JuridictionTribunal Administratif de Lyon
SectionTribunal Administratif de Lyon
N° DossierTA69-2610590
TypeOrdonnance
RecoursExcès de pouvoir
PublicationD

Texte intégral

Par une requête, enregistrée le 31 juillet 2026, Mme A... B... demande au juge des référés du tribunal de suspendre, sur le fondement de l’article L. 521-1 du code de justice administrative, l’exécution du titre de perception d’un montant de 2 646 euros émis le 6 mars 2026 en paiement d’une taxe d’aménagement et du titre de perception d’un montant de 471 euros émis le 6 mars 2026 en paiement d’une taxe d’archéologie préventive.

Elle soutient que :
- il y a urgence à suspendre l’exécution des décisions contestées ;
- les décisions attaquées sont entachée de doutes sérieux quant à leur légalité ; en effet,
elle a fait une erreur en déclarant des surfaces créées alors qu’il n’y a pas eu création de surface supplémentaire mais rénovation à l’identique ;
elle ne comprend pas le calcul du montant de la taxe d’aménagement.

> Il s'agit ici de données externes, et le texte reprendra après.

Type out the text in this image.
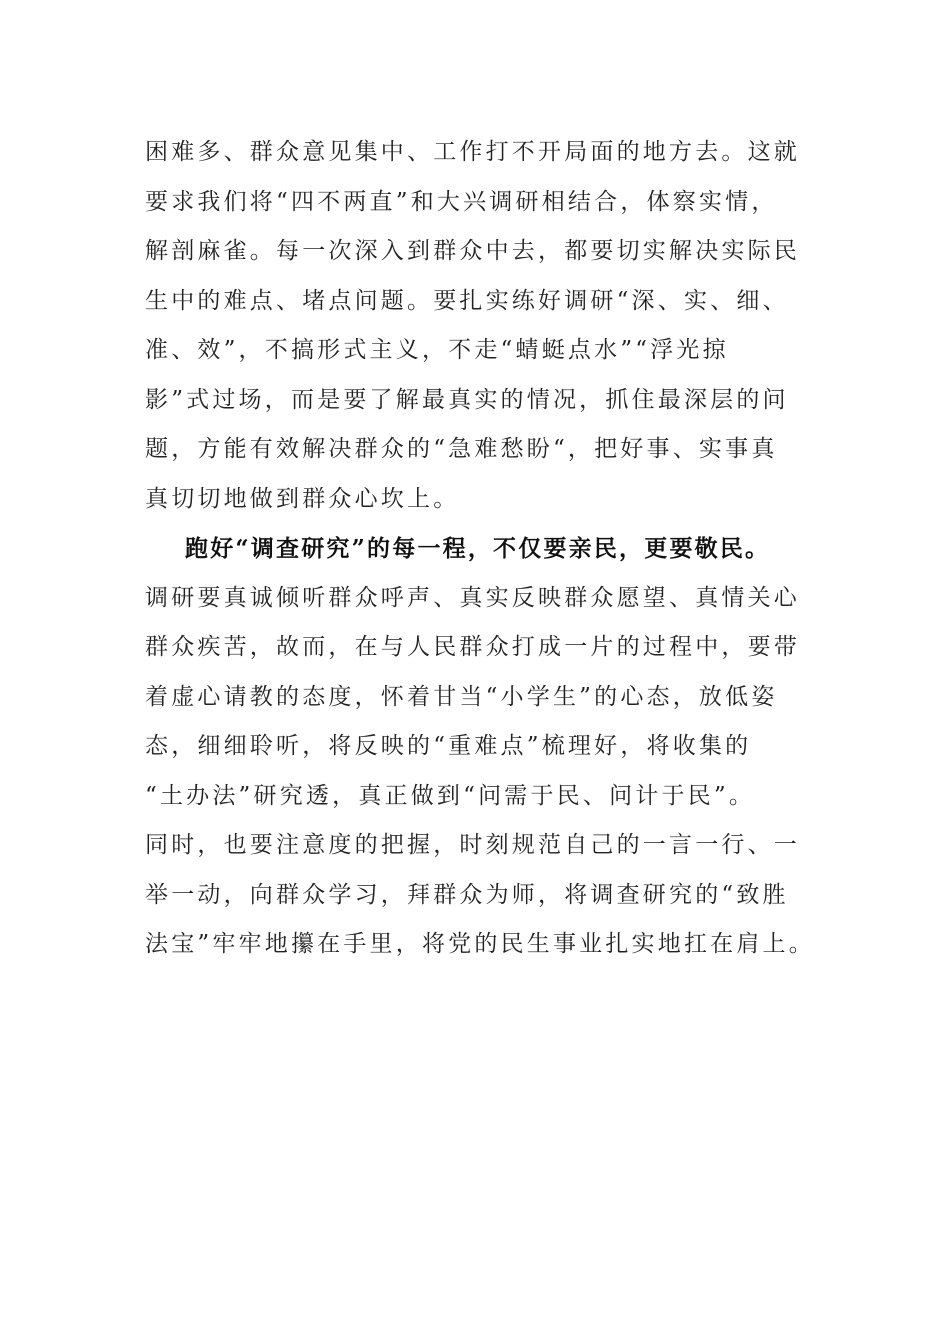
困难多、群众意见集中、工作打不开局面的地方去。这就
要求我们将“四不两直”和大兴调研相结合，体察实情，
解剖麻雀。每一次深入到群众中去，都要切实解决实际民
生中的难点、堵点问题。要扎实练好调研“深、实、细、
准、效”，不搞形式主义，不走“蜻蜓点水”“浮光掠
影”式过场，而是要了解最真实的情况，抓住最深层的问
题，方能有效解决群众的“急难愁盼“，把好事、实事真
真切切地做到群众心坎上。
跑好“调查研究”的每一程，不仅要亲民，更要敬民。
调研要真诚倾听群众呼声、真实反映群众愿望、真情关心
群众疾苦，故而，在与人民群众打成一片的过程中，要带
着虚心请教的态度，怀着甘当“小学生”的心态，放低姿
态，细细聆听，将反映的“重难点”梳理好，将收集的
“土办法”研究透，真正做到“问需于民、问计于民”。
同时，也要注意度的把握，时刻规范自己的一言一行、一
举一动，向群众学习，拜群众为师，将调查研究的“致胜
法宝”牢牢地攥在手里，将党的民生事业扎实地扛在肩上。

Vu les autres pièces du dossier.


Vu :
- le code de l’urbanisme ;
- le code de justice administrative.


La présidente du tribunal a désigné M. Drouet, vice-président, pour statuer sur les demandes de référé.




Considérant ce qui suit :



Aux termes du premier alinéa de l’article L. 521-1 du code de justice administrative : « Quand une décision administrative, même de rejet, fait l’objet d’une requête en annulation ou en réformation, le juge des référés, saisi d’une demande en ce sens, peut ordonner la suspension de l’exécution de cette décision, ou de certains de ses effets, lorsque l’urgence le justifie et qu’il est fait état d’un moyen propre à créer, en l’état de l’instruction, un doute sérieux quant à la légalité de la décision. » Selon l’article L. 522-3 du même code : « Lorsque la demande ne présente pas un caractère d’urgence ou lorsqu’il apparaît manifeste, au vu de la demande, que celle-ci ne relève pas de la compétence de la juridiction administrative, qu’elle est irrecevable ou qu’elle est mal fondée, le juge des référés peut la rejeter par une ordonnance motivée sans qu’il y ait lieu d’appliquer les deux premiers alinéas de l’article L. 522-1. »

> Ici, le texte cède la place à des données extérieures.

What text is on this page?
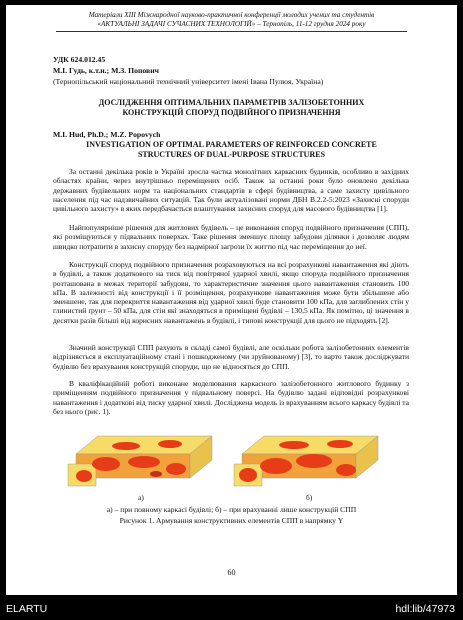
Матеріали XIII Міжнародної науково-практичної конференції молодих учених та студентів
«АКТУАЛЬНІ ЗАДАЧІ СУЧАСНИХ ТЕХНОЛОГІЙ» – Тернопіль, 11-12 грудня 2024 року
УДК 624.012.45
М.І. Гудь, к.т.н.; М.З. Попович
(Тернопільський національний технічний університет імені Івана Пулюя, Україна)
ДОСЛІДЖЕННЯ ОПТИМАЛЬНИХ ПАРАМЕТРІВ ЗАЛІЗОБЕТОННИХ
КОНСТРУКЦІЙ СПОРУД ПОДВІЙНОГО ПРИЗНАЧЕННЯ
M.I. Hud, Ph.D.; M.Z. Popovych
INVESTIGATION OF OPTIMAL PARAMETERS OF REINFORCED CONCRETE
STRUCTURES OF DUAL-PURPOSE STRUCTURES
За останні декілька років в Україні зросла частка монолітних каркасних будинків, особливо в західних областях країни, через внутрішньо переміщених осіб. Також за останні роки було оновлено декілька державних будівельних норм та національних стандартів в сфері будівництва, а саме захисту цивільного населення під час надзвичайних ситуацій. Так були актуалізовані норми ДБН В.2.2-5:2023 «Захисні споруди цивільного захисту» в яких передбачається влаштування захисних споруд для масового будівництва [1].
Найпопулярніше рішення для житлових будівель – це виконання споруд подвійного призначення (СПП), які розміщуються у підвальних поверхах. Таке рішення зменшує площу забудови ділянки і дозволяє людям швидко потрапити в захисну споруду без надмірної загрози їх життю під час переміщення до неї.
Конструкції споруд подвійного призначення розраховуються на всі розрахункові навантаження які діють в будівлі, а також додаткового на тиск від повітряної ударної хвилі, якщо споруда подвійного призначення розташована в межах території забудови, то характеристичне значення цього навантаження становить 100 кПа. В залежності від конструкції і її розміщення, розрахункове навантаження може бути збільшене або зменшене, так для перекриття навантаження від ударної хвилі буде становити 100 кПа, для заглиблених стін у глинистий ґрунт – 50 кПа, для стін які знаходяться в приміщені будівлі – 130,5 кПа. Як помітно, ці значення в десятки разів більші від корисних навантажень в будівлі, і типові конструкції для цього не підходять [2].
Значний конструкції СПП рахують в складі самої будівлі, але оскільки робота залізобетонних елементів відрізняється в експлуатаційному стані і пошкодженому (чи зруйнованому) [3], то варто також досліджувати будівлю без врахування конструкцій споруди, що не відносяться до СПП.
В кваліфікаційній роботі виконане моделювання каркасного залізобетонного житлового будинку з приміщенням подвійного призначення у підвальному поверсі. На будівлю задані відповідні розрахункові навантаження і додаткові від тиску ударної хвилі. Досліджена модель із врахуванням всього каркасу будівлі та без нього (рис. 1).
а)	б)
а) – при повному каркасі будівлі; б) – при врахуванні лише конструкцій СПП
Рисунок 1. Армування конструктивних елементів СПП в напрямку Y
60
ELARTU	hdl:lib/47973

Aucun des moyens susvisés et invoqués par Mme B... à l’encontre du titre de perception d’un montant de 2 646 euros émis le 6 mars 2026 en paiement d’une taxe d’aménagement et du titre de perception d’un montant de 471 euros émis le 6 mars 2026 en paiement d’une taxe d’archéologie préventive, n’est manifestement de nature, au vu de la requête, à créer un doute sérieux sur la régularité et le bien-fondé de ces titres de perception. Il y a lieu, par suite, de rejeter la requête n° 2610590 à fin de suspension selon la procédure prévue à l’article L. 522-3 précité du code de justice administrative.




ORDONNE :


Article 1er : La requête n° 2610590 est rejetée.

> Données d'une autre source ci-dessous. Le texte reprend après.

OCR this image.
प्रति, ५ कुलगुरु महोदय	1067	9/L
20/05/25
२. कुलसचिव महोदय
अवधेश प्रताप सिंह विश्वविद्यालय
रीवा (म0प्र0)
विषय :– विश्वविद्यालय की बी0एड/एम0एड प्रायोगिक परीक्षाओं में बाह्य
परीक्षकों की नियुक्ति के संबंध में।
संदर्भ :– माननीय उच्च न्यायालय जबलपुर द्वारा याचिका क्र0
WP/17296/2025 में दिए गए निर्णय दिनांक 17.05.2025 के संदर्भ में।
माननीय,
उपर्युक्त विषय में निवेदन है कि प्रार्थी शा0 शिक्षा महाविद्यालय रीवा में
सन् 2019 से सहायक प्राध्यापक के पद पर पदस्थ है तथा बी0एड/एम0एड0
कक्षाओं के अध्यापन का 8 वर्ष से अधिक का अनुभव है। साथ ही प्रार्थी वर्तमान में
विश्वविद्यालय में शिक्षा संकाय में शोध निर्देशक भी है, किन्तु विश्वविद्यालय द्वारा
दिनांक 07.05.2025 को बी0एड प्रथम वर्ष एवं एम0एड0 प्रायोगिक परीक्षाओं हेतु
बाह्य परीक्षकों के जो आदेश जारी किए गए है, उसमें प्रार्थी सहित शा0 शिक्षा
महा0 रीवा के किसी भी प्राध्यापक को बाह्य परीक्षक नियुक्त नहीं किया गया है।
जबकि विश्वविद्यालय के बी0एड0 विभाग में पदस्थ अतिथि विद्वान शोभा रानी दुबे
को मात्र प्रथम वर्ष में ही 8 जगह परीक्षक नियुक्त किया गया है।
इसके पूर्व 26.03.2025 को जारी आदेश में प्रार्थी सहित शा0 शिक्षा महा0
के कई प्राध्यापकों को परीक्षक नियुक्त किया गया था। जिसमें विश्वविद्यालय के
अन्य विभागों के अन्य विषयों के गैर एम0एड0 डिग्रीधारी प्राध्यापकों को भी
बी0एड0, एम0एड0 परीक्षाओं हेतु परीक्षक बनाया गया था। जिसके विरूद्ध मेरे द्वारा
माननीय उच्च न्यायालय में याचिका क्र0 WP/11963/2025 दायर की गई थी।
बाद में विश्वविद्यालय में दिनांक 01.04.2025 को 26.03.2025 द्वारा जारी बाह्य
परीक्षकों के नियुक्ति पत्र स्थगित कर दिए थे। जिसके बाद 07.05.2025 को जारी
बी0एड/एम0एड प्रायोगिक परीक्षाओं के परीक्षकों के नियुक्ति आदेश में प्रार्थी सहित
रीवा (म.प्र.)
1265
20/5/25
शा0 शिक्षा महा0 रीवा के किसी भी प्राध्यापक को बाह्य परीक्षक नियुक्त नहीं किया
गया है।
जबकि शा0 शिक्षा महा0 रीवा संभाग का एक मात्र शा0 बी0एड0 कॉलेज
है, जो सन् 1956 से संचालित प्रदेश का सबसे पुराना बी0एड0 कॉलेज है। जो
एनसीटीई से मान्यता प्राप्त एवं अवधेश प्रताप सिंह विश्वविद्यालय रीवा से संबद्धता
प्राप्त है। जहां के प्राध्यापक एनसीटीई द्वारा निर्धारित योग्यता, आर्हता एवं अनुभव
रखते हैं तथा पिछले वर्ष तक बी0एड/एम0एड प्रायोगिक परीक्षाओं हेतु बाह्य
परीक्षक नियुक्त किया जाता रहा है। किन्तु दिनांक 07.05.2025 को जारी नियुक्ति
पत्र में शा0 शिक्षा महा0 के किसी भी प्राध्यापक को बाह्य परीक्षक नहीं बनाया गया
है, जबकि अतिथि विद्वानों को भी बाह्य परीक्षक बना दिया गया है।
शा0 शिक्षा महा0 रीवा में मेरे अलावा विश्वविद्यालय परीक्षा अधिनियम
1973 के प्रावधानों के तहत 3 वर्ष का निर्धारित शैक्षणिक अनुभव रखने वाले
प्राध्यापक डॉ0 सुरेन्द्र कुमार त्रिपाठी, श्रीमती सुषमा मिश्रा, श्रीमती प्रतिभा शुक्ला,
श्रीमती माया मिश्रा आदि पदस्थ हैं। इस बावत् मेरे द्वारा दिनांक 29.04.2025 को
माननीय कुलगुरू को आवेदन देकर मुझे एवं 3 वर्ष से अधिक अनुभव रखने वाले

Article 2 : La présente ordonnance sera notifiée à Mme A... B....




Fait à Lyon, le 1er août 2026.




Le juge des référés,




H. Drouet






La République mande et ordonne au ministre de la ville et du logement en ce qui le concerne ou à tous commissaires de justice à ce requis en ce qui concerne les voies de droit commun contre les parties privées, de pourvoir à l’exécution de la présente décision.